Пушкари повернули орудие, тщательно навели, открыли беглый огонь. Но что такое десять снарядов! У противника они вызвали некоторое замешательство, но атаку не сорвали. Немцы продолжали напирать. В дело вступили партизанские пулеметы. Несколько прицельных вражеских залпов — и вместо партизанских пулеметов на взрыхленном снегу остались бурые воронки.
По телефону закричал помкомвзвода:
— Командир тяжело ранен! Поддержите меня огнем!
— Пожалуй, я подамся туда, — сказал Афанасьев, снимая с плеча автомат. — Боюсь, как бы не отрезали наш клин…
— Иди, Илья, положение у них действительно нелегкое. Держи меня в курсе…
Афанасьев еще бежал зигзагами меж сосновых стволов, когда эсэсовцы, подавив огневые точки взвода, поднялись во весь рост и пошли в атаку. Шмайссеры хлестали огнем, полы шинелей заткнуты за пояс, шапки сброшены, волосы развеваются на ветру. Идут смело, выпятив грудь. Ни партизаны, ни даже десантники, видавшие виды, такого не наблюдали.

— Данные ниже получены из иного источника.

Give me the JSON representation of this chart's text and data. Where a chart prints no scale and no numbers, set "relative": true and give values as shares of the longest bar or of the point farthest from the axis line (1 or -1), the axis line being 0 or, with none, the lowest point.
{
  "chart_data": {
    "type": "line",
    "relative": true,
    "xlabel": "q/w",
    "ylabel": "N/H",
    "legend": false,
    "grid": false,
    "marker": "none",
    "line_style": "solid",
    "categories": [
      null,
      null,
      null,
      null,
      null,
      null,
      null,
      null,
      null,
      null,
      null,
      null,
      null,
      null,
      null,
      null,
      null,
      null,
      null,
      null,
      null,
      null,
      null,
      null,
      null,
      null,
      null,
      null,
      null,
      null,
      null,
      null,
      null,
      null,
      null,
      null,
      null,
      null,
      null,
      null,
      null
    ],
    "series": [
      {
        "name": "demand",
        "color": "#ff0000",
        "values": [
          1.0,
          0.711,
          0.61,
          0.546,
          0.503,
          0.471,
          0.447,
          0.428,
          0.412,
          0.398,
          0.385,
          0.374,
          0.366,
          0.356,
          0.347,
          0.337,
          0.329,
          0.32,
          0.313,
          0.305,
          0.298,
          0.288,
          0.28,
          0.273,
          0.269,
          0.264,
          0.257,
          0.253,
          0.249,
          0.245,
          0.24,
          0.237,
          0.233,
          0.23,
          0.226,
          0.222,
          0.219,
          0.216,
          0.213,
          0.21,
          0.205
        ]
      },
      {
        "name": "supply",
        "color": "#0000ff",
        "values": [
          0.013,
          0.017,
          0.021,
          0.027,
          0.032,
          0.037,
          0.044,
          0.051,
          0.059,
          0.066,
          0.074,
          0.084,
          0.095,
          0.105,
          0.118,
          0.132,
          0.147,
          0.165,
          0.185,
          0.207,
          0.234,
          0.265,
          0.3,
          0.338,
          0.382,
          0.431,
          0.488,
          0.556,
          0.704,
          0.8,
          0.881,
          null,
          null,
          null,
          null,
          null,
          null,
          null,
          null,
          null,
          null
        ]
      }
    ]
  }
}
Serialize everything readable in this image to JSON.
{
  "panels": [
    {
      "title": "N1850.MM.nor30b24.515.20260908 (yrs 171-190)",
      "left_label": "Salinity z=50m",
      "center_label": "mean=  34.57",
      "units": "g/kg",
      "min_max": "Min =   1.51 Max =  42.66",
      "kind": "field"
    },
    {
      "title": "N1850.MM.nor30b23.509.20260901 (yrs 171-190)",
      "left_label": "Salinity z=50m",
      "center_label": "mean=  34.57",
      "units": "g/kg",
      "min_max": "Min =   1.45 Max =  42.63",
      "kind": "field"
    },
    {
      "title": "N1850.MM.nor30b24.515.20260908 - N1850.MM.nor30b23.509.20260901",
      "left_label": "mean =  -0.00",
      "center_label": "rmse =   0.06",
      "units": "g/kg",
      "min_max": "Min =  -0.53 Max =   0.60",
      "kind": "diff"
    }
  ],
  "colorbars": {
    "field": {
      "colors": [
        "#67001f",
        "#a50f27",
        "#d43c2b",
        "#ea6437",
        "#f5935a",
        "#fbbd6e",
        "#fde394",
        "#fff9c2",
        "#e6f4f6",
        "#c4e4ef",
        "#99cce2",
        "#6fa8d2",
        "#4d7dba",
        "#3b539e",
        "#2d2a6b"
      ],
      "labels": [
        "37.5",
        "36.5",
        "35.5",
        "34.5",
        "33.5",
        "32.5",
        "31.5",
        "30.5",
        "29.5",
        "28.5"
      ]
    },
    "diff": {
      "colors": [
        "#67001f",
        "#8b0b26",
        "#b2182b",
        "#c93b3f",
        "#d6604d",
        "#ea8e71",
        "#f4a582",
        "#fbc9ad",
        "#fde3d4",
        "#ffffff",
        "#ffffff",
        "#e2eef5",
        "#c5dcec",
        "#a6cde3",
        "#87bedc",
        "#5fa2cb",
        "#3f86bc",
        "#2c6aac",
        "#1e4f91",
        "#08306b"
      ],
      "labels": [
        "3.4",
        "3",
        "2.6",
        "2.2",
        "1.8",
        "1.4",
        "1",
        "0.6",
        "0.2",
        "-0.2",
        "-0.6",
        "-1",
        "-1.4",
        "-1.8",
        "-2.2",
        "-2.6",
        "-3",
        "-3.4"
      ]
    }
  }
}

Психическая атака!
— По эсэсам — огонь! — скомандовал Коржевский своим артиллеристам.
Но у них произошла заминка. На засеченную воздушным корректировщиком пушку сыпались осколочные снаряды. Пали друг за другом орудийные номера, остался лишь наводчик. Он оттащил убитых товарищей в сторонку и стал работать один за весь расчет. Заряжал, целился, стрелял — действовал проворно, понимая, что его позиция пристреляна врагом и что жить ему осталось считанные секунды. Отчаянный парень с яростью гвоздил наступающих, но черные шинели, не останавливаясь, размыкались, обтекая воронки, переступали через своих убитых солдат и продолжали бешеный напор. Войдя в азарт, наводчик палил, припадал к пушке, опять палил и при виде удачного попадания злорадно крякал, пока его вместе с пушкой не разнесло прямым попаданием.
Избавившись от мешавшего орудия, каратели усилили нажим. Перебитая телефонная связь не работала, послать исправить некого — все ведут огонь. Примчался запыхавшийся связной, вручил Коржевскому записку от Афанасьева. Тот писал:
«Каратели навязывают нам чисто армейский бой, это не по нашим силам. Нависла опасность конной атаки. Без подкрепления фланг не удержать. Предлагаю усилить нас за счет правого фланга. Пришлите патронов и гранат».